Chapter 2

488 46 5
                                    

 Gadis itu melangkah dalam ketidakpastian.

Semua area jalan yang ia lalui tampak tak asing lagi. Ia akui, ia memang selalu melewati jalan ini jika ingin berangkat atau pun pulang dari sekolah. Tapi, situasi ini… kondisi ini… seperti ia pernah mengalaminya.

Kepalanya bergerak menatap semua objek yang terekam dalam iris coklat miliknya.

Memang benar. Semuanya sama seperti kejadian itu.

Jantungnya berdebar kencang. Ingin sekali ia lari, menghindari hal yang mungkin akan ia lihat lagi. Tapi, kakinya tak menuruti keinginannya. Tetap melangkah, meski otak memerintahkan untuk berhenti.

'Tidak! Berhenti!' Batin pemuda itu takut. Namun, yang terlihat dari ekspresi wajahnya, hanya raut datar nan dingin. Seolah tak takut pada hal apa pun.

TRANG KLANG KLONTANG BRUG

Kepala pemuda itu reflek menoleh pada sumber suara. Dilihatnya sebuah gang selebar 3 meter di seberang jalan. Sepasang kaki yang terbalut dalam celana longgar sepanjang lutut itu pun, berjalan menuju asal suara.

Meski wajah sang pemuda sangat penasaran, lain hal dengan dalam dirinya.

'Tidak!
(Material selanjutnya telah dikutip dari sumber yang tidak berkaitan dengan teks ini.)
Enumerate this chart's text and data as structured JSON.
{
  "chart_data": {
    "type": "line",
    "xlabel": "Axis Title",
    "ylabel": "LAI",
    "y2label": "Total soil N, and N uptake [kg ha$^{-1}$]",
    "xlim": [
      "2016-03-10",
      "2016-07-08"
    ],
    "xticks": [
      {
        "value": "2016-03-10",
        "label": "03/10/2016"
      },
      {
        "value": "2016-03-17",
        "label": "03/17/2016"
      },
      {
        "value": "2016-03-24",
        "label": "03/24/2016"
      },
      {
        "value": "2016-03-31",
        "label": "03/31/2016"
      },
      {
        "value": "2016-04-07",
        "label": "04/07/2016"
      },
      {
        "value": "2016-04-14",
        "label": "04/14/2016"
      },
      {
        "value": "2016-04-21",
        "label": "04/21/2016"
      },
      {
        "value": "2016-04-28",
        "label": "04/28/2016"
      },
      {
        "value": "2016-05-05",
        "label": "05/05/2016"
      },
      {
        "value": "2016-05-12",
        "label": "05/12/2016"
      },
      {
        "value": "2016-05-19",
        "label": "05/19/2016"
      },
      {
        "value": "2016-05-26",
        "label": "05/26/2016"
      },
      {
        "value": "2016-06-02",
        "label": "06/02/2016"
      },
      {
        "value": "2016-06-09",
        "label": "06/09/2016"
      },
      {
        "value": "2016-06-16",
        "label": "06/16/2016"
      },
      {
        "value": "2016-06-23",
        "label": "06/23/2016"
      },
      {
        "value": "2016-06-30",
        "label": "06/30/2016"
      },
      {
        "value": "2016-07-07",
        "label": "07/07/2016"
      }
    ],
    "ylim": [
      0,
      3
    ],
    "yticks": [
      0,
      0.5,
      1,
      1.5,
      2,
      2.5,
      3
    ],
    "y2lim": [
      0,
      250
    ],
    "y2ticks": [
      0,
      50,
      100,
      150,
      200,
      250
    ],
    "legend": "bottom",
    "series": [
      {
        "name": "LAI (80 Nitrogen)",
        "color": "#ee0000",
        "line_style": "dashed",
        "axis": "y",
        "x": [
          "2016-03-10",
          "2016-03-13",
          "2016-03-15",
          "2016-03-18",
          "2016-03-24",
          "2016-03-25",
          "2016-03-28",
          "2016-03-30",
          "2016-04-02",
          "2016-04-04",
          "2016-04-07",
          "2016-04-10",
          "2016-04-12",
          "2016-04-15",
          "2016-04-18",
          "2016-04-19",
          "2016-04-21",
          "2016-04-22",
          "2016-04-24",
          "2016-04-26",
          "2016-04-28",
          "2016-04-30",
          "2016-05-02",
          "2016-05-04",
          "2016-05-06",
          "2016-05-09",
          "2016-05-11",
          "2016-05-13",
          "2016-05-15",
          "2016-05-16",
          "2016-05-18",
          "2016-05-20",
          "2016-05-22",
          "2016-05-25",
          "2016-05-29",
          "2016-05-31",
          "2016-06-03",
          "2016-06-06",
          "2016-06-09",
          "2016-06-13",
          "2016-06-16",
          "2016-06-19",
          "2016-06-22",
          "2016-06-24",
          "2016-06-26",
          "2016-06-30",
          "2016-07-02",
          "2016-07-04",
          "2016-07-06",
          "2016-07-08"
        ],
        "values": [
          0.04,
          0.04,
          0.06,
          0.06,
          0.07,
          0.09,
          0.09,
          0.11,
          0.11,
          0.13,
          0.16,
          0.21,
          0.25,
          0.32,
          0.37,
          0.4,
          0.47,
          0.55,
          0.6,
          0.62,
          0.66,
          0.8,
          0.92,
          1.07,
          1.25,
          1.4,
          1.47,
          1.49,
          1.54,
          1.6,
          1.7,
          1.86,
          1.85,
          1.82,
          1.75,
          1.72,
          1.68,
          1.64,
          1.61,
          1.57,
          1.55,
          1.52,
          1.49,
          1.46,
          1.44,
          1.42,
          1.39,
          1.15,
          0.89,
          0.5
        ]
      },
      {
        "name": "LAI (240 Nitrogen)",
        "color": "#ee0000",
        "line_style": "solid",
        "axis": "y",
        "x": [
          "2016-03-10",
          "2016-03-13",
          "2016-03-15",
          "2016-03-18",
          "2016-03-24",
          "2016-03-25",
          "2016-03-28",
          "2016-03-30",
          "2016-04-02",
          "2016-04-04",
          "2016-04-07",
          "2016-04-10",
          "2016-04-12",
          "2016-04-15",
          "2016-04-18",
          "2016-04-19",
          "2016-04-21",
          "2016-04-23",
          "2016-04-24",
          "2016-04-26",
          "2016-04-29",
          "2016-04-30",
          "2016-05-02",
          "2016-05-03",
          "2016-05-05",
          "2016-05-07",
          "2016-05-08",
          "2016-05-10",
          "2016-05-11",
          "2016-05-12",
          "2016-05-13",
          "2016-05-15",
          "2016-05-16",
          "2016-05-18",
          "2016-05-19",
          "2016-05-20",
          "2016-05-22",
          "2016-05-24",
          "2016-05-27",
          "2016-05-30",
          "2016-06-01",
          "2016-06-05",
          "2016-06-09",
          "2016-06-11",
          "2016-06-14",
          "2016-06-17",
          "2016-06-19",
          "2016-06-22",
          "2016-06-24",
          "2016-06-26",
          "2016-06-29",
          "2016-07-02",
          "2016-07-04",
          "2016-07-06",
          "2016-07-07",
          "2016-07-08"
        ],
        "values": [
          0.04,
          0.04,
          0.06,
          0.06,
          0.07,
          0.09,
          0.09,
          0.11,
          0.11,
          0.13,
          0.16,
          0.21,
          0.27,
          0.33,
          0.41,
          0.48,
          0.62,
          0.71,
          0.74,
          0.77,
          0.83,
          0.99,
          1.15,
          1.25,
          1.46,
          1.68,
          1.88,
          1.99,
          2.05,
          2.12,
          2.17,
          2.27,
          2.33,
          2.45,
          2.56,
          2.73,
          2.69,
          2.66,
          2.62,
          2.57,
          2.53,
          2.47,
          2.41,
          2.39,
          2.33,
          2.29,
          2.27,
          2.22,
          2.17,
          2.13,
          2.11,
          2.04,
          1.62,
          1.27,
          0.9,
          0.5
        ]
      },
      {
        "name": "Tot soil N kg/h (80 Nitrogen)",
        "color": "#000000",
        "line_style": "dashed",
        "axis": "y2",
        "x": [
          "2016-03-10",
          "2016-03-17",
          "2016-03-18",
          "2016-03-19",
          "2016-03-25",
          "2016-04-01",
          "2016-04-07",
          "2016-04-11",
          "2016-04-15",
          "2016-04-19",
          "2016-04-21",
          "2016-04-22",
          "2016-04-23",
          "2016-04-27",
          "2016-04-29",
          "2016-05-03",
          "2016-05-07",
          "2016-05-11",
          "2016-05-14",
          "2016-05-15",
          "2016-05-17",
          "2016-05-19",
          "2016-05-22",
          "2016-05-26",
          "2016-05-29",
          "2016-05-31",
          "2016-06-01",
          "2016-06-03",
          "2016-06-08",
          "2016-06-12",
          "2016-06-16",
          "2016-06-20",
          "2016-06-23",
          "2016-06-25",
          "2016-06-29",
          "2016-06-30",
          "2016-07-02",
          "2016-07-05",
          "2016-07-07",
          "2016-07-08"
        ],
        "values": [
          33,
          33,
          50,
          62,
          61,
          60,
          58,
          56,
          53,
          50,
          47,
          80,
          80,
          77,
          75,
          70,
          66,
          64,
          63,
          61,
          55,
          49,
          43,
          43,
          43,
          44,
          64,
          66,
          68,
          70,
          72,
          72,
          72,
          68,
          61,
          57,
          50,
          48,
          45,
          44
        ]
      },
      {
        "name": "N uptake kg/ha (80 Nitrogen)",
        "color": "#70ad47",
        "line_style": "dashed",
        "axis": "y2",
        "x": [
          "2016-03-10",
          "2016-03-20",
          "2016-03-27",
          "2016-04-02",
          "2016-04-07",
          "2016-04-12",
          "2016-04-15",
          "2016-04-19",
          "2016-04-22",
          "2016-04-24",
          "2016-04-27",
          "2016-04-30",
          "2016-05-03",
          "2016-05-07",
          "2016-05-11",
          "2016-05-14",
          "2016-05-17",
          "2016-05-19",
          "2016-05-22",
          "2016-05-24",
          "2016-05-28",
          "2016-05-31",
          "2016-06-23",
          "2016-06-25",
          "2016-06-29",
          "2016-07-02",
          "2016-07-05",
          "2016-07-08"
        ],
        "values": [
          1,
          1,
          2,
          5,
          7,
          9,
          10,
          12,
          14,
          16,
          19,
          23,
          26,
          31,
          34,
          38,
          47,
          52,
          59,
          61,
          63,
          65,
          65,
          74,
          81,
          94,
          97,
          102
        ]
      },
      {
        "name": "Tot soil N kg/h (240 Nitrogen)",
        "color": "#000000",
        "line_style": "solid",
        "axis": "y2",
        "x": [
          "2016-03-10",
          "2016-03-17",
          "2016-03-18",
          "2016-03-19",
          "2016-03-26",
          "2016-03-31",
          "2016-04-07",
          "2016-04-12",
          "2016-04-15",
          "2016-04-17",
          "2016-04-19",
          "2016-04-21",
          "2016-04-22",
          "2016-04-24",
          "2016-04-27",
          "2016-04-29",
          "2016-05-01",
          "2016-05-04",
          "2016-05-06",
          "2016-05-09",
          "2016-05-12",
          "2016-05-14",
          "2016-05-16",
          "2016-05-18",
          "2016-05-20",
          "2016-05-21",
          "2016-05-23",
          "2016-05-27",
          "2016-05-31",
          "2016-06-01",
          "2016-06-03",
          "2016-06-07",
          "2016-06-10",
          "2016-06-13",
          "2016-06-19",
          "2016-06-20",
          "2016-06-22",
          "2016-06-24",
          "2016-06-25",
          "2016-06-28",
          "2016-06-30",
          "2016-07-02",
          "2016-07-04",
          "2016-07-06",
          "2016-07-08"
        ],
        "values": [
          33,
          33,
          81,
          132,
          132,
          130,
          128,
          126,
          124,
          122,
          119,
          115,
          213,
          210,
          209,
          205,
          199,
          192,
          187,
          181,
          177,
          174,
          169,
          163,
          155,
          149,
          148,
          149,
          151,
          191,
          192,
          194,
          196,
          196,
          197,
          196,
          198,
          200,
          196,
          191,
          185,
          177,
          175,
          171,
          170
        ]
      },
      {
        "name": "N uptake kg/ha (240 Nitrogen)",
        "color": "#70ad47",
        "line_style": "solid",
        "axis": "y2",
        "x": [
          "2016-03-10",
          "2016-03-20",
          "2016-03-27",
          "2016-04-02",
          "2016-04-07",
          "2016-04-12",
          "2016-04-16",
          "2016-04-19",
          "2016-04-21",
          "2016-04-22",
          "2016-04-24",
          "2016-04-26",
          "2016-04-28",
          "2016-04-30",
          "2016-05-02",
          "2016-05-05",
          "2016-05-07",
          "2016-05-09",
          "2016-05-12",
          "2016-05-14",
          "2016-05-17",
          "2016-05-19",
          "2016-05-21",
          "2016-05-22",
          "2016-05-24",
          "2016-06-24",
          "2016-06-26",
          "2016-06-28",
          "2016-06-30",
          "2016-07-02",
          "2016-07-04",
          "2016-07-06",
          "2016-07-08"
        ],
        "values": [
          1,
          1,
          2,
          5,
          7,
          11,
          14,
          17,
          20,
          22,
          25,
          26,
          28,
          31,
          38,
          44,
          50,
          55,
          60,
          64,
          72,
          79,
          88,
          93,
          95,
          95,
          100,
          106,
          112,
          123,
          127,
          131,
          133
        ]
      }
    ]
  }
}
Jangan ke sana! Ini mimpi kan? Iya kan? Kalau iya, siapa pun tolong aku!' Batin pemuda itu semakin takut.

Berjalan menyusuri gang, sang pemuda melihat pemandangan yang amat sangat ganjil di matanya. Sungguh! Iris coklat itu mengecil dan kelopaknya membesar.

Dihadapannya, terlihat dua pria yang saling berciuman. Dan pemuda itu semakin menegang saat dua pasang mata menatapnya tajam. Seakan-akan, marah karna kegiatannya diganggu.

Pemandangan di depannya sungguh sangat memalukan. Ia sebagai seorang laki-laki pun merasa malu, sebal dan… jijik. Bibirnya bergetar. Hendak bersuara, namun tak bisa.

Dan yang selanjutnya terjadi, kedua pria itu berjalan mendekati sang pemuda dengan seringaian penuh hawa nafsu.

"AAAAAAAAAA!"

Halilintar bangkit dari tidurnya dengan nafas memburu dan keringat yang mengucur deras.

Jantungnya berdetak kencang, seakan-akan ingin keluar dari tempatnya berada.

Rambut hitamnya lepek, karena basah. Pakaiannya pun bernasib sama. Kedua tangannya mengepal erat di atas paha yang terlapisi selimut. Sesekali kepalan tangan itu memukul pahanya.

Perlahan, ia memundurkan punggunya untuk bersandar pada kepala tempat tidur. Kedua kakinya ia tekuk, lalu membenamkan kepalanya dalam-dalam.

Tubuhnya bergetar. Isakan kecil terdengar. Kedua tangannya menggenggam erat masing-masing sikunya.

"Kenapa… kenapa mimpi itu… lagi?" Bisiknya dalam keheningan kamar.

"Bagaimana caranya? Bagaimana caranya menghilangkan… mimpi itu?" Nada suaranya lebih tinggi dari sebelumnya.

Seiring dengan bergeraknya jarum jam dari detik ke detik, tubuh Halilintar berhenti bergetar ketakutan. Genggamannya pun sudah melonggar. Tak terdengar isak tangis lagi. Hening kembali menguasai kamar kembar pertama itu.